Thoreaus slotbeschouwingen zijn opvallend etherisch. Walden begint als een harde afwijzing van het concrete, afstompende leven in Concord anno 1845, maar het eindigt in de nevelen van een tamelijk abstracte zelfzorg. ‘Hoe armetierig je leven ook is,’ troost Thoreau zijn jakkerende medemens, ‘bied het het hoofd en leef het; ga het niet uit de weg en verwens het niet. Wie altijd ontevreden is, zal zelfs ontevreden zijn in het paradijs.’ Het blijft een nogal teleurstellende, apolitieke conclusie voor een boek dat zo kritisch aanzette.

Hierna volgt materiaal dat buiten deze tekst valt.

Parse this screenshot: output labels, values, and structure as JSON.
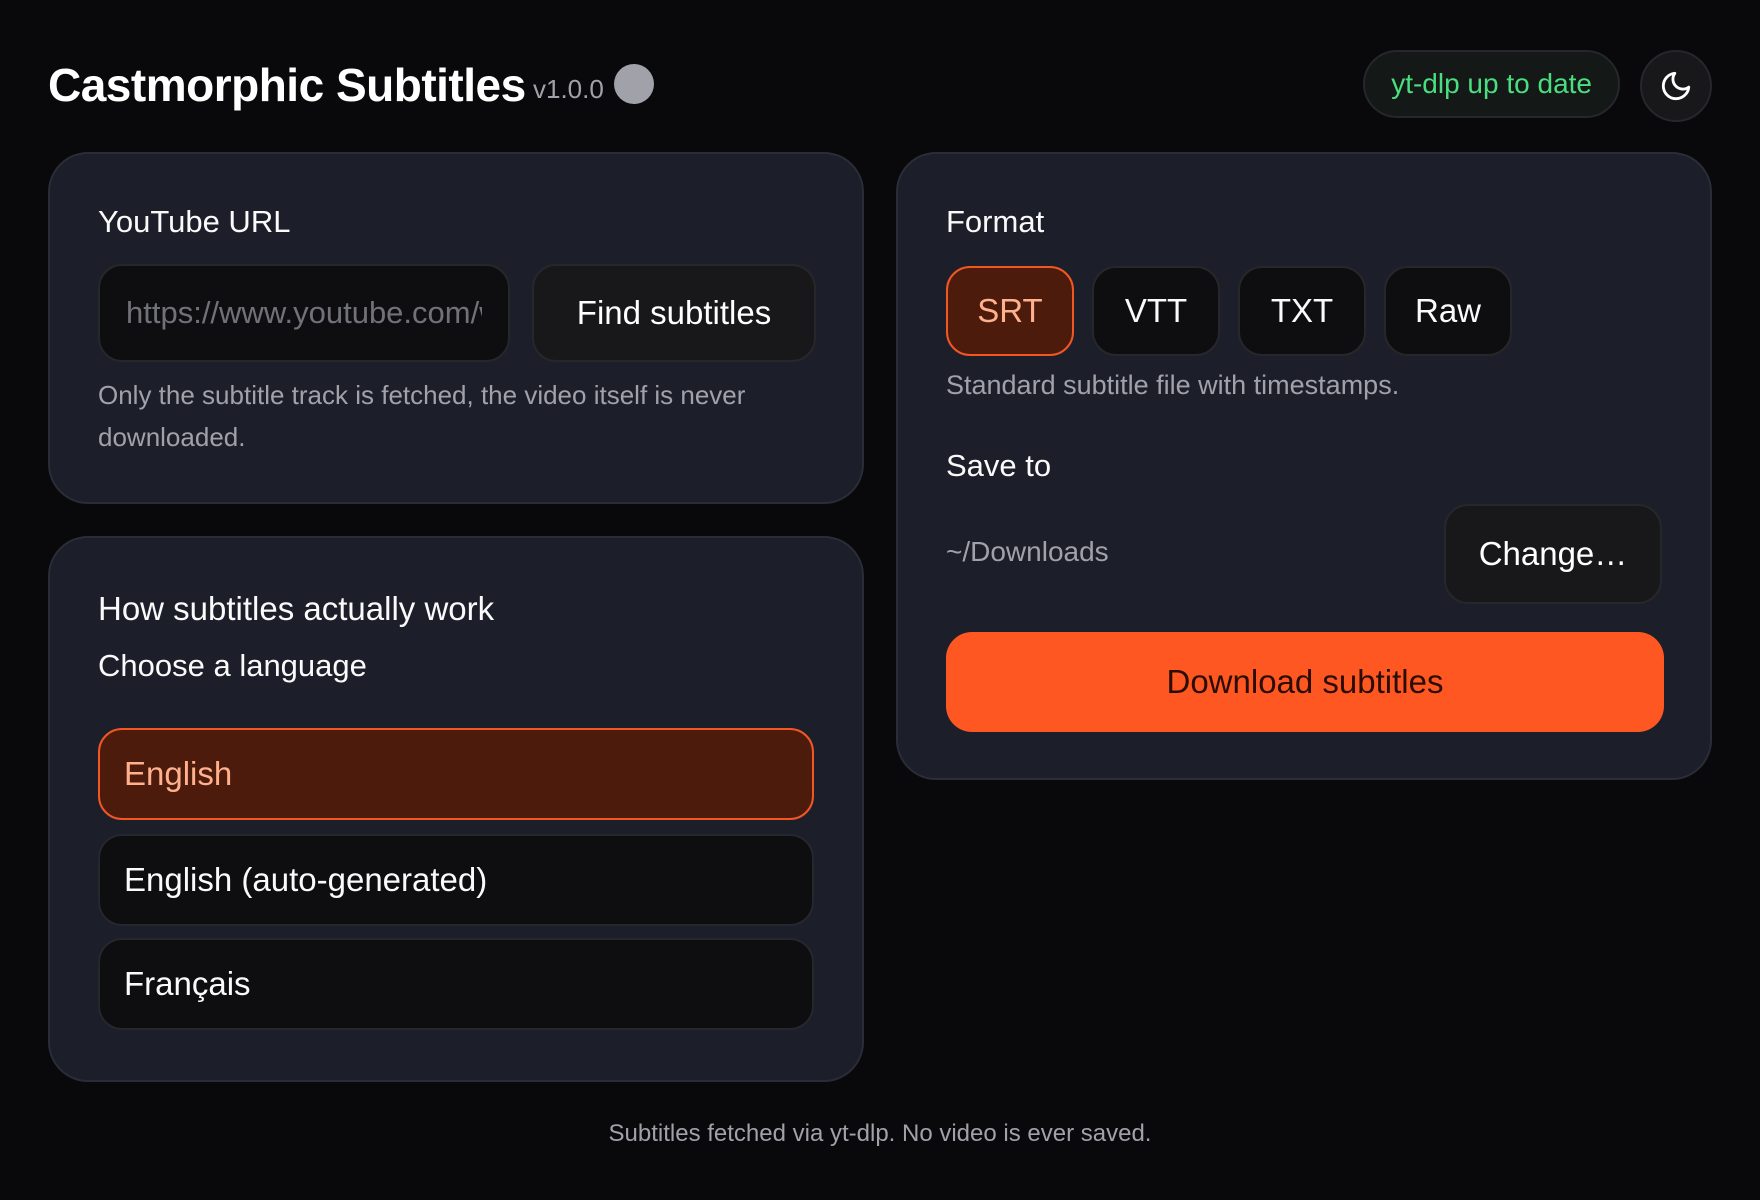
{
  "header": {
    "title": "Castmorphic Subtitles",
    "version": "v1.0.0",
    "update_status": "yt-dlp up to date"
  },
  "url_card": {
    "label": "YouTube URL",
    "input_placeholder": "https://www.youtube.com/watch?v=...",
    "input_value": "",
    "find_button": "Find subtitles",
    "hint": "Only the subtitle track is fetched, the video itself is never downloaded."
  },
  "language_card": {
    "heading": "How subtitles actually work",
    "subheading": "Choose a language",
    "options": [
      {
        "label": "English",
        "selected": true
      },
      {
        "label": "English (auto-generated)",
        "selected": false
      },
      {
        "label": "Français",
        "selected": false
      }
    ]
  },
  "format_card": {
    "label": "Format",
    "formats": [
      {
        "label": "SRT",
        "selected": true
      },
      {
        "label": "VTT",
        "selected": false
      },
      {
        "label": "TXT",
        "selected": false
      },
      {
        "label": "Raw",
        "selected": false
      }
    ],
    "description": "Standard subtitle file with timestamps.",
    "save_label": "Save to",
    "save_path": "~/Downloads",
    "change_button": "Change…",
    "download_button": "Download subtitles"
  },
  "footer": "Subtitles fetched via yt-dlp. No video is ever saved.",
  "icons": {
    "theme": "moon-icon",
    "status": "status-dot-icon"
  },
  "colors": {
    "accent": "#ff5722",
    "selected_bg": "#4d1b0c",
    "success": "#4ade80"
  }
}
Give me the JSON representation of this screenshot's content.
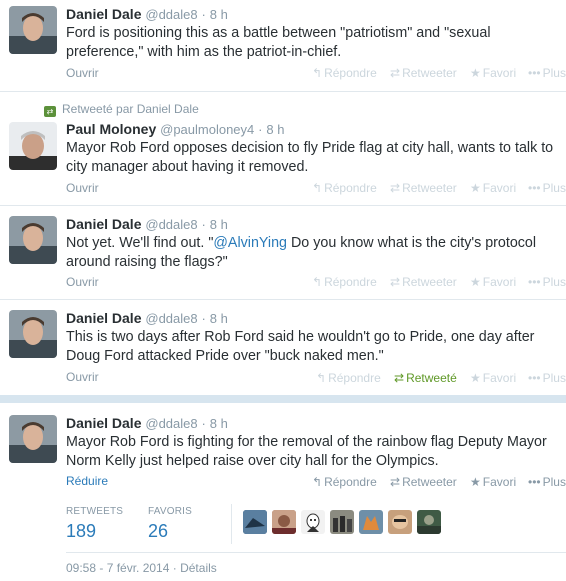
{
  "tweets": [
    {
      "name": "Daniel Dale",
      "handle": "@ddale8",
      "time": "8 h",
      "text": "Ford is positioning this as a battle between \"patriotism\" and \"sexual preference,\" with him as the patriot-in-chief.",
      "open_label": "Ouvrir",
      "reply": "Répondre",
      "retweet": "Retweeter",
      "favorite": "Favori",
      "more": "Plus"
    },
    {
      "retweeted_by": "Retweeté par Daniel Dale",
      "name": "Paul Moloney",
      "handle": "@paulmoloney4",
      "time": "8 h",
      "text": "Mayor Rob Ford opposes decision to fly Pride flag at city hall, wants to talk to city manager about having it removed.",
      "open_label": "Ouvrir",
      "reply": "Répondre",
      "retweet": "Retweeter",
      "favorite": "Favori",
      "more": "Plus"
    },
    {
      "name": "Daniel Dale",
      "handle": "@ddale8",
      "time": "8 h",
      "text_before": "Not yet. We'll find out. \"",
      "mention": "@AlvinYing",
      "text_after": " Do you know what is the city's protocol around raising the flags?\"",
      "open_label": "Ouvrir",
      "reply": "Répondre",
      "retweet": "Retweeter",
      "favorite": "Favori",
      "more": "Plus"
    },
    {
      "name": "Daniel Dale",
      "handle": "@ddale8",
      "time": "8 h",
      "text": "This is two days after Rob Ford said he wouldn't go to Pride, one day after Doug Ford attacked Pride over \"buck naked men.\"",
      "open_label": "Ouvrir",
      "reply": "Répondre",
      "retweet": "Retweeté",
      "favorite": "Favori",
      "more": "Plus"
    },
    {
      "name": "Daniel Dale",
      "handle": "@ddale8",
      "time": "8 h",
      "text": "Mayor Rob Ford is fighting for the removal of the rainbow flag Deputy Mayor Norm Kelly just helped raise over city hall for the Olympics.",
      "open_label": "Réduire",
      "reply": "Répondre",
      "retweet": "Retweeter",
      "favorite": "Favori",
      "more": "Plus"
    }
  ],
  "stats": {
    "retweets_label": "RETWEETS",
    "retweets_value": "189",
    "favorites_label": "FAVORIS",
    "favorites_value": "26"
  },
  "footer": {
    "timestamp": "09:58 - 7 févr. 2014",
    "separator": "·",
    "details": "Détails"
  },
  "colors": {
    "link": "#2b7bb9",
    "muted": "#8899a6",
    "retweeted": "#609928",
    "divider": "#d7e5ef"
  },
  "icons": [
    "reply-icon",
    "retweet-icon",
    "star-icon",
    "more-icon",
    "retweet-badge-icon"
  ]
}
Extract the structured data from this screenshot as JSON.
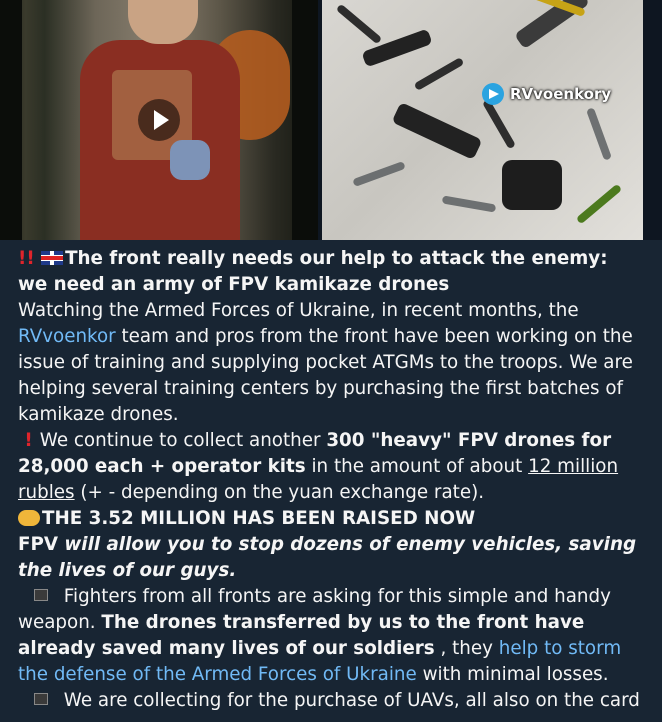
{
  "media": {
    "video_thumbnail": {
      "has_play_button": true
    },
    "photo": {
      "watermark": "RVvoenkory"
    }
  },
  "post": {
    "title_emoji": "‼️",
    "title": "The front really needs our help to attack the enemy: we need an army of FPV kamikaze drones",
    "p1_a": " Watching the Armed Forces of Ukraine, in recent months, the ",
    "p1_link": "RVvoenkor",
    "p1_b": " team and pros from the front have been working on the issue of training and supplying pocket ATGMs to the troops. We are helping several training centers by purchasing the first batches of kamikaze drones.",
    "p2_a": " We continue to collect another ",
    "p2_bold": "300 \"heavy\" FPV drones for 28,000 each + operator kits",
    "p2_b": " in the amount of about ",
    "p2_underline": "12 million rubles",
    "p2_c": " (+ - depending on the yuan exchange rate).",
    "raised": "THE 3.52 MILLION HAS BEEN RAISED NOW",
    "fpv_bold": "FPV",
    "fpv_italic": " will allow you to stop dozens of enemy vehicles, saving the lives of our guys.",
    "p3_a": " Fighters from all fronts are asking for this simple and handy weapon. ",
    "p3_bold": "The drones transferred by us to the front have already saved many lives of our soldiers",
    "p3_b": " , they ",
    "p3_link": "help to storm the defense of the Armed Forces of Ukraine",
    "p3_c": " with minimal losses.",
    "p4": " We are collecting for the purchase of UAVs, all also on the card"
  }
}
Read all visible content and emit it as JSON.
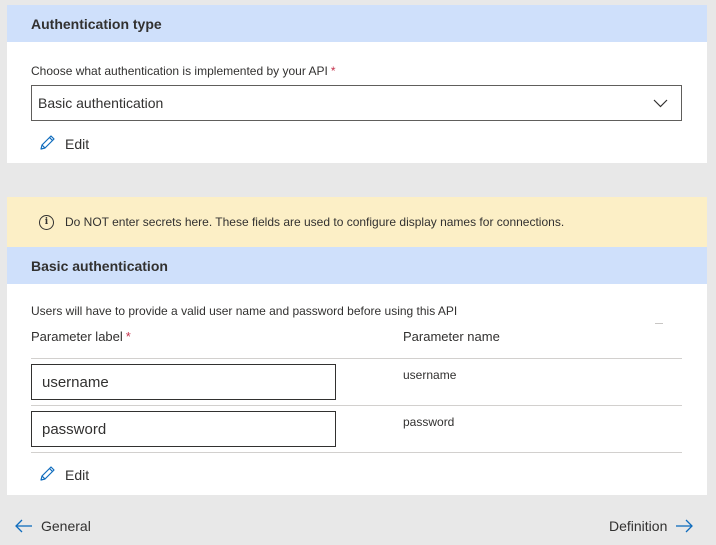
{
  "auth_type": {
    "title": "Authentication type",
    "description": "Choose what authentication is implemented by your API",
    "required_mark": "*",
    "selected": "Basic authentication",
    "edit_label": "Edit"
  },
  "warning_banner": {
    "text": "Do NOT enter secrets here. These fields are used to configure display names for connections.",
    "icon": "info-icon"
  },
  "basic_auth": {
    "title": "Basic authentication",
    "description": "Users will have to provide a valid user name and password before using this API",
    "columns": {
      "label_header": "Parameter label",
      "required_mark": "*",
      "name_header": "Parameter name"
    },
    "rows": [
      {
        "label_value": "username",
        "parameter_name": "username"
      },
      {
        "label_value": "password",
        "parameter_name": "password"
      }
    ],
    "edit_label": "Edit"
  },
  "navigation": {
    "back_label": "General",
    "next_label": "Definition"
  },
  "colors": {
    "header_bg": "#cfe0fb",
    "banner_bg": "#fcefc6",
    "accent": "#0f6cbd",
    "required": "#c4314b"
  }
}
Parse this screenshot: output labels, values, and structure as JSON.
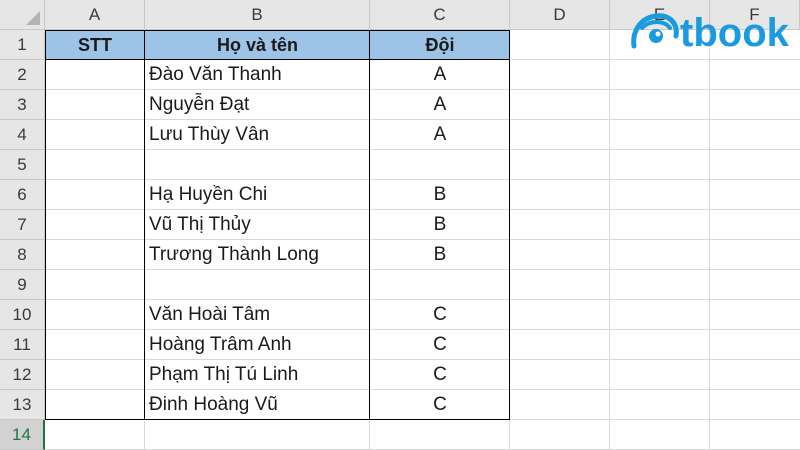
{
  "columns": [
    "A",
    "B",
    "C",
    "D",
    "E",
    "F"
  ],
  "rows": [
    "1",
    "2",
    "3",
    "4",
    "5",
    "6",
    "7",
    "8",
    "9",
    "10",
    "11",
    "12",
    "13",
    "14"
  ],
  "selected_row": "14",
  "table": {
    "headers": {
      "stt": "STT",
      "name": "Họ và tên",
      "team": "Đội"
    },
    "records": [
      {
        "name": "Đào Văn Thanh",
        "team": "A"
      },
      {
        "name": "Nguyễn Đạt",
        "team": "A"
      },
      {
        "name": "Lưu Thùy Vân",
        "team": "A"
      },
      {
        "name": "",
        "team": ""
      },
      {
        "name": "Hạ Huyền Chi",
        "team": "B"
      },
      {
        "name": "Vũ Thị Thủy",
        "team": "B"
      },
      {
        "name": "Trương Thành Long",
        "team": "B"
      },
      {
        "name": "",
        "team": ""
      },
      {
        "name": "Văn Hoài Tâm",
        "team": "C"
      },
      {
        "name": "Hoàng Trâm Anh",
        "team": "C"
      },
      {
        "name": "Phạm Thị Tú Linh",
        "team": "C"
      },
      {
        "name": "Đinh Hoàng Vũ",
        "team": "C"
      }
    ]
  },
  "colors": {
    "header_fill": "#9dc3e6",
    "brand": "#1a9ae0",
    "selection": "#217346"
  }
}
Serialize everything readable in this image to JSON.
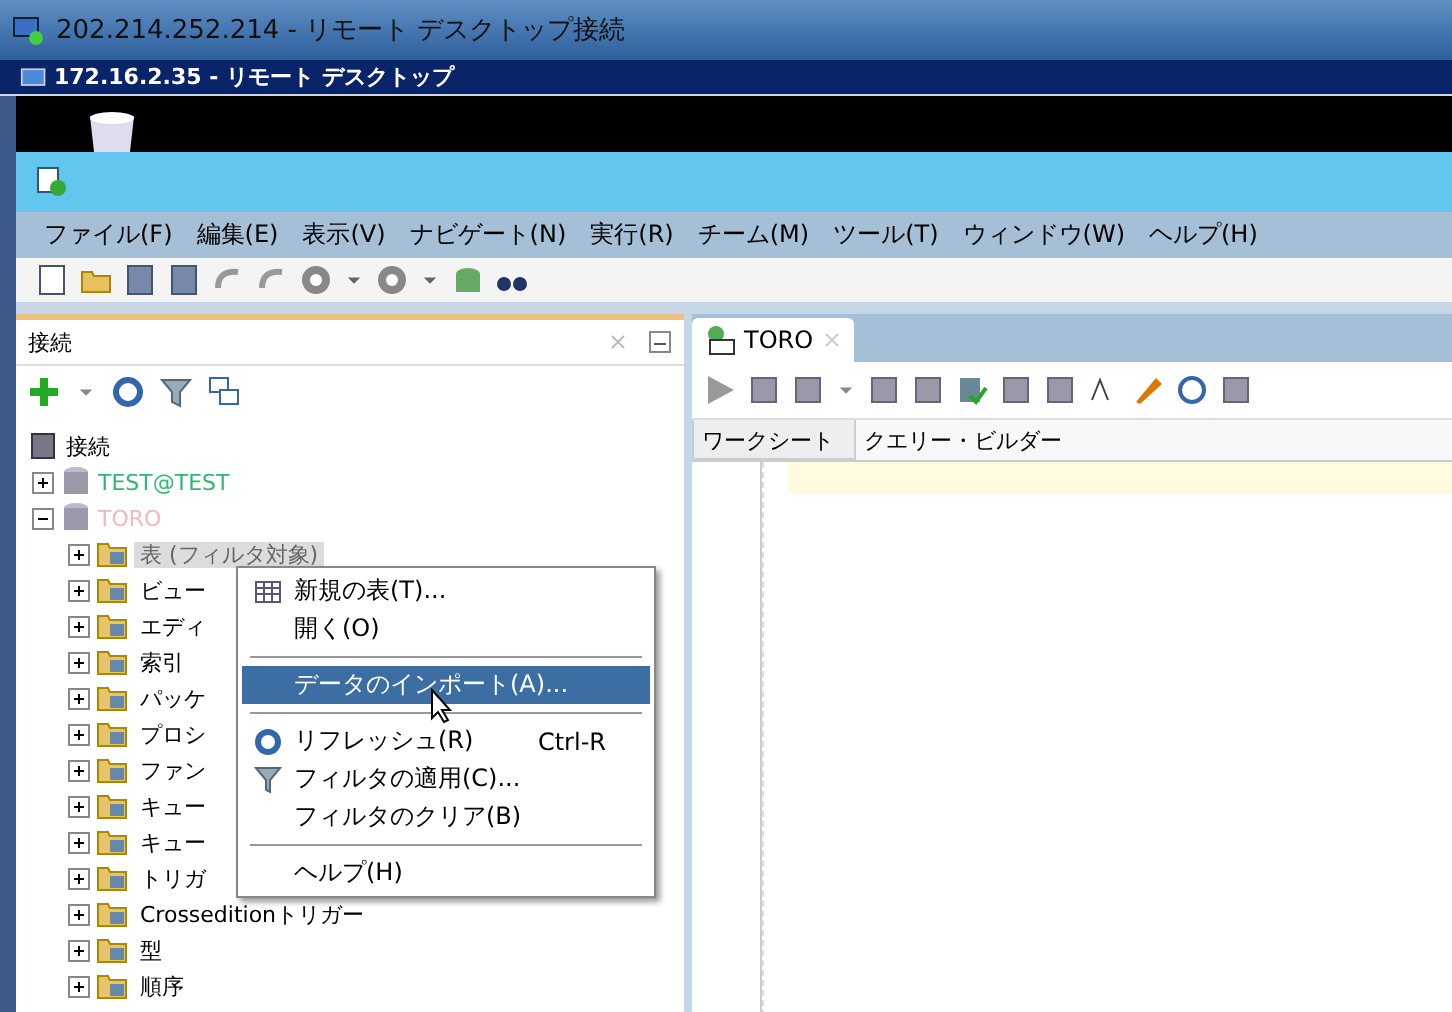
{
  "window": {
    "title": "202.214.252.214 - リモート デスクトップ接続"
  },
  "remote_bar": {
    "title": "172.16.2.35 - リモート デスクトップ"
  },
  "menu_bar": [
    "ファイル(F)",
    "編集(E)",
    "表示(V)",
    "ナビゲート(N)",
    "実行(R)",
    "チーム(M)",
    "ツール(T)",
    "ウィンドウ(W)",
    "ヘルプ(H)"
  ],
  "connections_panel": {
    "title": "接続",
    "tree": {
      "label": "接続",
      "children": [
        {
          "label": "TEST@TEST",
          "color": "#2eb872",
          "expanded": false
        },
        {
          "label": "TORO",
          "color": "#f4b8b8",
          "expanded": true,
          "children": [
            {
              "label": "表 (フィルタ対象)",
              "selected": true
            },
            {
              "label": "ビュー",
              "selected": false
            },
            {
              "label": "エディ",
              "selected": false
            },
            {
              "label": "索引",
              "selected": false
            },
            {
              "label": "パッケ",
              "selected": false
            },
            {
              "label": "プロシ",
              "selected": false
            },
            {
              "label": "ファン",
              "selected": false
            },
            {
              "label": "キュー",
              "selected": false
            },
            {
              "label": "キュー",
              "selected": false
            },
            {
              "label": "トリガ",
              "selected": false
            },
            {
              "label": "Crosseditionトリガー",
              "selected": false
            },
            {
              "label": "型",
              "selected": false
            },
            {
              "label": "順序",
              "selected": false
            }
          ]
        }
      ]
    }
  },
  "context_menu": [
    {
      "kind": "item",
      "label": "新規の表(T)...",
      "selected": false
    },
    {
      "kind": "item",
      "label": "開く(O)",
      "selected": false
    },
    {
      "kind": "separator"
    },
    {
      "kind": "item",
      "label": "データのインポート(A)...",
      "selected": true
    },
    {
      "kind": "separator"
    },
    {
      "kind": "item",
      "label": "リフレッシュ(R)",
      "shortcut": "Ctrl-R",
      "selected": false
    },
    {
      "kind": "item",
      "label": "フィルタの適用(C)...",
      "selected": false
    },
    {
      "kind": "item",
      "label": "フィルタのクリア(B)",
      "selected": false
    },
    {
      "kind": "separator"
    },
    {
      "kind": "item",
      "label": "ヘルプ(H)",
      "selected": false
    }
  ],
  "editor": {
    "tab": "TORO",
    "subtabs": [
      {
        "label": "ワークシート",
        "selected": true
      },
      {
        "label": "クエリー・ビルダー",
        "selected": false
      }
    ]
  }
}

Veel scherper was Thoreau in zijn essay Civil Disobedience (1849), dat ook in deze nieuwe vertaling is opgenomen onder de titel De plicht tot burgerlijke ongehoorzaamheid. Daarin betoogde hij dat een burger het recht heeft om geen belastingen te betalen aan een staat die onrechtvaardig handelt. Thoreau was een heftig tegenstander van de slavernij en van de oorlog die Amerika tegen Mexico voerde.

Daarom weigerde hij gedurende enige jaren de zogenaamde hoofdelijke belasting (poll tax) te betalen, wat hem in 1846 op één nachtje hechtenis kwam te staan. Maar dat kon de soevereine individualist Thoreau niet deren, integendeel: de gevangenis was ‘het enige huis in een slavenstaat waarin een vrij man met fatsoen kan vertoeven’.